Email Marketing. You may have heard that it’s not relevant, or that it’s a waste of time.
At Yawn, we’d send that advice straight to junk… and we aren’t the only ones. 30% of all digital revenues still come from email marketing, so we recommend exploring it.
1. Strategy
The best place to start is to identify the primary aim of your email marketing.
Try working backwards from your audience. Who are you sending emails to? Once you know this and can establish whether the audience are prospective customers or people who have already bought from you, then you can get a better idea of what role your emails can play in your overall strategy.
Another option is to focus on your end goal and work backwards on how to achieve it. This method is generally better if you don’t have an existing database. Identify what your ‘conversion’ is and tailor the content to this goal. Do you want customers to call you, to sign-up to an online course, or buy online?
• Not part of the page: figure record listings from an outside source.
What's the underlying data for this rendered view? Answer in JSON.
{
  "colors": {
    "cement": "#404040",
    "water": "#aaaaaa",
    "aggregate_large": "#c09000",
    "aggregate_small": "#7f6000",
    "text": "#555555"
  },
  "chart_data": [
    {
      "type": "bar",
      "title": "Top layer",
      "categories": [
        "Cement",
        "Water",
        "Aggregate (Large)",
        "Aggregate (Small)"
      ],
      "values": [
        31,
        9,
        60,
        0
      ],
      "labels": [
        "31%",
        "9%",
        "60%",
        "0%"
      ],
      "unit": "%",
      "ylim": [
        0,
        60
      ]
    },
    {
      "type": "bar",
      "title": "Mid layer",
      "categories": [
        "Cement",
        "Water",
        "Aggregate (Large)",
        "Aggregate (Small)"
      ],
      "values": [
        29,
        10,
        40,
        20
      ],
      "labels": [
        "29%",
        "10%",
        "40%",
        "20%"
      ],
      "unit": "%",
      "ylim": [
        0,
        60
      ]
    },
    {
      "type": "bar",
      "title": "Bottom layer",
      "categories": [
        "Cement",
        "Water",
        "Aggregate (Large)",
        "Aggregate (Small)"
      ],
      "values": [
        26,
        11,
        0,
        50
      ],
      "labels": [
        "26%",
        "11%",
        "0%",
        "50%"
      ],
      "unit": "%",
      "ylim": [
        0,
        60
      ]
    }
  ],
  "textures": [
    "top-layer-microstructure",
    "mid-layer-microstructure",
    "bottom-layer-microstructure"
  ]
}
Once you have decided on this ‘bigger picture’ goal, keep coming back to it, and make sure that everything you do is going to help you achieve it in some way.
2. Focus
In keeping with your overall aim, each email should have a unique focus.
This focus could vary depending on key events taking place, the seasons of your business, or the products that you want to feature.
It is important to note that email content for product and service businesses will likely differ from each other quite a bit. Whilst product-based businesses may just wish to use their emails like mini catalogues to showcase their latest products, service-based businesses might choose to work on customer retention, with a focus on more personable content, such as team updates.
Examples of possible focuses for an email might be as broad as launching a new product, highlighting an offer or introducing a new member of the team.
Summary
Once you have the umbrella of your overall aim, with your individual focuses underneath, you can start to compose content for the body of the emails. Creating a bank of usable (and possibly reusable) content can be very useful to save you time when you launch your email campaigns.